Careful name selection was crucial to the change in strategy. In addition to Polish surnames, criteria for selecting 2003 Christmas catalog prospects included last-24-month mail-order buyers with a total spend of at least $700 in that period.
"Their ancestry is the most likely factor that will spark interest," he said. "That's actually more important than when they made their most recent purchase, how much they spend, how often they buy or whether they've purchased something from Lands' End or L.L. Bean."
Though overall sales results have yet to be compiled, Zaremba noticed that one item, the Polish Angel Fabriche Christmas ornament, began selling exceptionally well right after the initial drop.
"Our catalog had not entirely reached all of the people yet, and about two-thirds of what we had in stock is gone already," he said. "Some people have ordered as many as six.
"Last year we ordered 120 and sold them out in two weeks. This year we ordered 300 and I was afraid that would be too many."
Zaremba moved the item from last year's position on the bottom-right corner of page 5 to the upper-left corner of the back cover. The price rose from $39.95 to $49.95.
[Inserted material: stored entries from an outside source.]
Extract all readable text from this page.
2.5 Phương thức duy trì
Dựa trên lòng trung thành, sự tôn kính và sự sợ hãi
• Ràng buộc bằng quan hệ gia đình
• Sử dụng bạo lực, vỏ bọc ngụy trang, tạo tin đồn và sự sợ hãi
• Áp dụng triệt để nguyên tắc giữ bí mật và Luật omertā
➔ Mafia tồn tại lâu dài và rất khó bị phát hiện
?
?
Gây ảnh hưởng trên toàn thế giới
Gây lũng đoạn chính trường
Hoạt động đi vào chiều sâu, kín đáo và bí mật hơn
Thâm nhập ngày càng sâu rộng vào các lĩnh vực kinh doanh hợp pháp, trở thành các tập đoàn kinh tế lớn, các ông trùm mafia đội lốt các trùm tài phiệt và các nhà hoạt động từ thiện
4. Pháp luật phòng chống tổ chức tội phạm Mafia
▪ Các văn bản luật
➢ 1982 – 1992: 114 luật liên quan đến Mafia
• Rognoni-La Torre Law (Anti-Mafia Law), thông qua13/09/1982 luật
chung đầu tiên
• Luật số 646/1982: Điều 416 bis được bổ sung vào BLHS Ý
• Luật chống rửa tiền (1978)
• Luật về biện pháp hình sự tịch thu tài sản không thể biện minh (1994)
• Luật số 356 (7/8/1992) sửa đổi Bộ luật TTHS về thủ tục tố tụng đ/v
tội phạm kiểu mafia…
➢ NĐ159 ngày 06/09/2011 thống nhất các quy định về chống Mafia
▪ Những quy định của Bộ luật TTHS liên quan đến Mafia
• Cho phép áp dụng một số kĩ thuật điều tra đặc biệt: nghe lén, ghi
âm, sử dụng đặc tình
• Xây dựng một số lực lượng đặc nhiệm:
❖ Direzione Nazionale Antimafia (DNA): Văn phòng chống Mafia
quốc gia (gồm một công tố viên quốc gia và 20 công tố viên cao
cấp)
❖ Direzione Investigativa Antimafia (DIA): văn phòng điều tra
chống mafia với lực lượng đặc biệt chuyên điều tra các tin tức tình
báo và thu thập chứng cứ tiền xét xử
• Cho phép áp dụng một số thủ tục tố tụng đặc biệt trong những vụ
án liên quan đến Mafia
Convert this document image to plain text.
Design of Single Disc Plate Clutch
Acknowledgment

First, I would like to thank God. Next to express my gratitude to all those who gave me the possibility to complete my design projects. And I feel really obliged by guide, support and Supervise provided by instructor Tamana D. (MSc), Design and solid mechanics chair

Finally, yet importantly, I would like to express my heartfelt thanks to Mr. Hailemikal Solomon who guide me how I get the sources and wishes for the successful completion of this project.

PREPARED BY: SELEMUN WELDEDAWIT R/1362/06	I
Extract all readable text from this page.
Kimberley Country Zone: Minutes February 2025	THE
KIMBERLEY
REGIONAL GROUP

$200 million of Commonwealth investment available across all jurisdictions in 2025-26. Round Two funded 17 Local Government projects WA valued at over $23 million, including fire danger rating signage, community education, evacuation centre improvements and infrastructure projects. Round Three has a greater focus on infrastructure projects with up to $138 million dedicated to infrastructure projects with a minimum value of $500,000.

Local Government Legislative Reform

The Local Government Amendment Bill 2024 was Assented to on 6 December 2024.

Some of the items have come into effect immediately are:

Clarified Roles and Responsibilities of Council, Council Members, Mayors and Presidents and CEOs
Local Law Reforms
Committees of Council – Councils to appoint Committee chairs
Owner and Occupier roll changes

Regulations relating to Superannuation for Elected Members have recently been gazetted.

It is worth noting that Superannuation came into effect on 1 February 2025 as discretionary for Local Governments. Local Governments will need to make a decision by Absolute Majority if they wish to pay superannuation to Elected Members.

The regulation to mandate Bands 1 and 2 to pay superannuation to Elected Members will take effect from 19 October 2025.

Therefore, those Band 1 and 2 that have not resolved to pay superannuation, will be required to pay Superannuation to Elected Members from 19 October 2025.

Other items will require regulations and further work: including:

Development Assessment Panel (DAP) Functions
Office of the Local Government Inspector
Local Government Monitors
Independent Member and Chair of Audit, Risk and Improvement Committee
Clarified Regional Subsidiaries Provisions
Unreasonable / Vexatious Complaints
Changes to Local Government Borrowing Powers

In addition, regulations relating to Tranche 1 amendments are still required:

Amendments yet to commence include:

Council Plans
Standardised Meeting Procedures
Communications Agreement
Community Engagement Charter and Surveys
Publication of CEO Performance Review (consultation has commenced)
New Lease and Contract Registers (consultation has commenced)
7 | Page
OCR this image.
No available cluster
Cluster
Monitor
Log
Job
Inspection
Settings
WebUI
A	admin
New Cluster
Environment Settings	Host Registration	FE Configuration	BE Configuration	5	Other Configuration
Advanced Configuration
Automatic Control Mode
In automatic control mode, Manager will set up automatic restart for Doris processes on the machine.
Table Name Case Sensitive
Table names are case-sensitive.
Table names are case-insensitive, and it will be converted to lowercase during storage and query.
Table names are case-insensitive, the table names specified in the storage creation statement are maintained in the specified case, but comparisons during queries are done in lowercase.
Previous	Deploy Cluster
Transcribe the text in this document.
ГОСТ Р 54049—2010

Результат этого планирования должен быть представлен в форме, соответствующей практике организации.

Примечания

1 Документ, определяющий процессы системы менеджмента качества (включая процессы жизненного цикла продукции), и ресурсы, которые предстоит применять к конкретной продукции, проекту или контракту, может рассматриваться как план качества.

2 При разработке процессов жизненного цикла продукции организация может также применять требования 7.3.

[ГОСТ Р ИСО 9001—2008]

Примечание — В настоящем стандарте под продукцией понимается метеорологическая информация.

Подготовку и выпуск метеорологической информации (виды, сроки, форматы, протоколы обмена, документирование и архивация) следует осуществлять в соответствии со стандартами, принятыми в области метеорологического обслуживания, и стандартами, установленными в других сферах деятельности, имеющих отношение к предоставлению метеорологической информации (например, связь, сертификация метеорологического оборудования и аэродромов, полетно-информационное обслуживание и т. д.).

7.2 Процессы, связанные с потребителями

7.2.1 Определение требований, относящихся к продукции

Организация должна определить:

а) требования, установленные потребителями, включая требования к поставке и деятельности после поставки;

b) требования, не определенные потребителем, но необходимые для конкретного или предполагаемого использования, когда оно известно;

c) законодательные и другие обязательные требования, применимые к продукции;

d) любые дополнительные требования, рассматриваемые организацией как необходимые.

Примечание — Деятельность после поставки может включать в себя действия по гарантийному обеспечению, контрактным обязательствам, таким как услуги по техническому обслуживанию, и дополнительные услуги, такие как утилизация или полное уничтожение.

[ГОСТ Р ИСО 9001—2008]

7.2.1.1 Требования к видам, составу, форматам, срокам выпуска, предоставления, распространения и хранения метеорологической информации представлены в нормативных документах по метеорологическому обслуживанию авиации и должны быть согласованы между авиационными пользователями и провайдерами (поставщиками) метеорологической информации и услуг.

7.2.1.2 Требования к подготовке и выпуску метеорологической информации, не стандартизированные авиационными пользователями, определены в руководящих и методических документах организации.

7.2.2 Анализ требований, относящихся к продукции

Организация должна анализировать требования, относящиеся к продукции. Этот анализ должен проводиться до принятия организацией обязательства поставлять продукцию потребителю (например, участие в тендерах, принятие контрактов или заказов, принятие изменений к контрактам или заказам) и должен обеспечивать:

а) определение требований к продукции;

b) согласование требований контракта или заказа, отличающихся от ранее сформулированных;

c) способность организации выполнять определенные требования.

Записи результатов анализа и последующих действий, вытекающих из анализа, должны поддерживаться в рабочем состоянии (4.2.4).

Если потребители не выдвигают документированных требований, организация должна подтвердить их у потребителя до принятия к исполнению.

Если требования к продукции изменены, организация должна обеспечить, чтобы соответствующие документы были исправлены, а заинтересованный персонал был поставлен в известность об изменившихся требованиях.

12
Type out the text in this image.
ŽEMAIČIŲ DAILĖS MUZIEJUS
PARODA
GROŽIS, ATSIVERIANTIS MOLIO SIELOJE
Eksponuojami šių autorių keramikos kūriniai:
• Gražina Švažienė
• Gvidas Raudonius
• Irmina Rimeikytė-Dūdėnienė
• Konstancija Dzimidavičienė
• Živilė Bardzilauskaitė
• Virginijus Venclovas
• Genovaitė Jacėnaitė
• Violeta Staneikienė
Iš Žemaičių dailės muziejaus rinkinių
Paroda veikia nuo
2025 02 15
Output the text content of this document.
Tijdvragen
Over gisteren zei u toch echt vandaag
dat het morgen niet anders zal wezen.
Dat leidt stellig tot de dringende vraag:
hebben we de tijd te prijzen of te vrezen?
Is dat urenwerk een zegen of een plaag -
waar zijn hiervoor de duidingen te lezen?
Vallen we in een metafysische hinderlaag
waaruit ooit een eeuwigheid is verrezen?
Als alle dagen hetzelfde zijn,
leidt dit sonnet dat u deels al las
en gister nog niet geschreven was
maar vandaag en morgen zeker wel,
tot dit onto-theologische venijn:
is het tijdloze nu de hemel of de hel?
"With the larger number of units I had to move, I needed to give it better presentation," he said. "When I sell them it will mean $15,000 for the bottom line. I wish I had ordered 750."
Zaremba expects each sales channel to generate the same percentage of sales as last year: less than 1 percent via fax; about 2 percent from order forms mailed in; 70 percent from orders placed by phone; and just under 30 percent from www.polart.com. Finding a new printer this year has resulted in a drop in the overall per-piece expense to 50 cents from about 60 cents. The book stayed at 48 pages.
Last year's average order generated by the Christmas book exceeded $80 while the response rate was above 2 percent with three to four units sold per order. This year's holiday book expectations include a $90 average order with a 2.5 percent response rate and the units per order remaining constant.
About 40 percent of the merchandise in last year's book has been replaced, resulting in about 100 new items this year.
New styles and designs have been incorporated in the pottery, jewelry and military figures categories along with new T-shirts in which there are nearly a dozen new designs. The DVD & video section includes about 50 titles and is toward the back of the catalog where several new books about Poland also were placed.
Along with the Polish Angel Fabriche Christmas ornament, Christmas carol CDs and calendars are expected to be hot items. Translation software, at $169.95, is among the book's higher-priced selections.
The typical customer is older than 40, and about 60 percent are female. Also, 62 percent speak English only, 28 percent speak English and Polish and 10 percent speak Polish exclusively.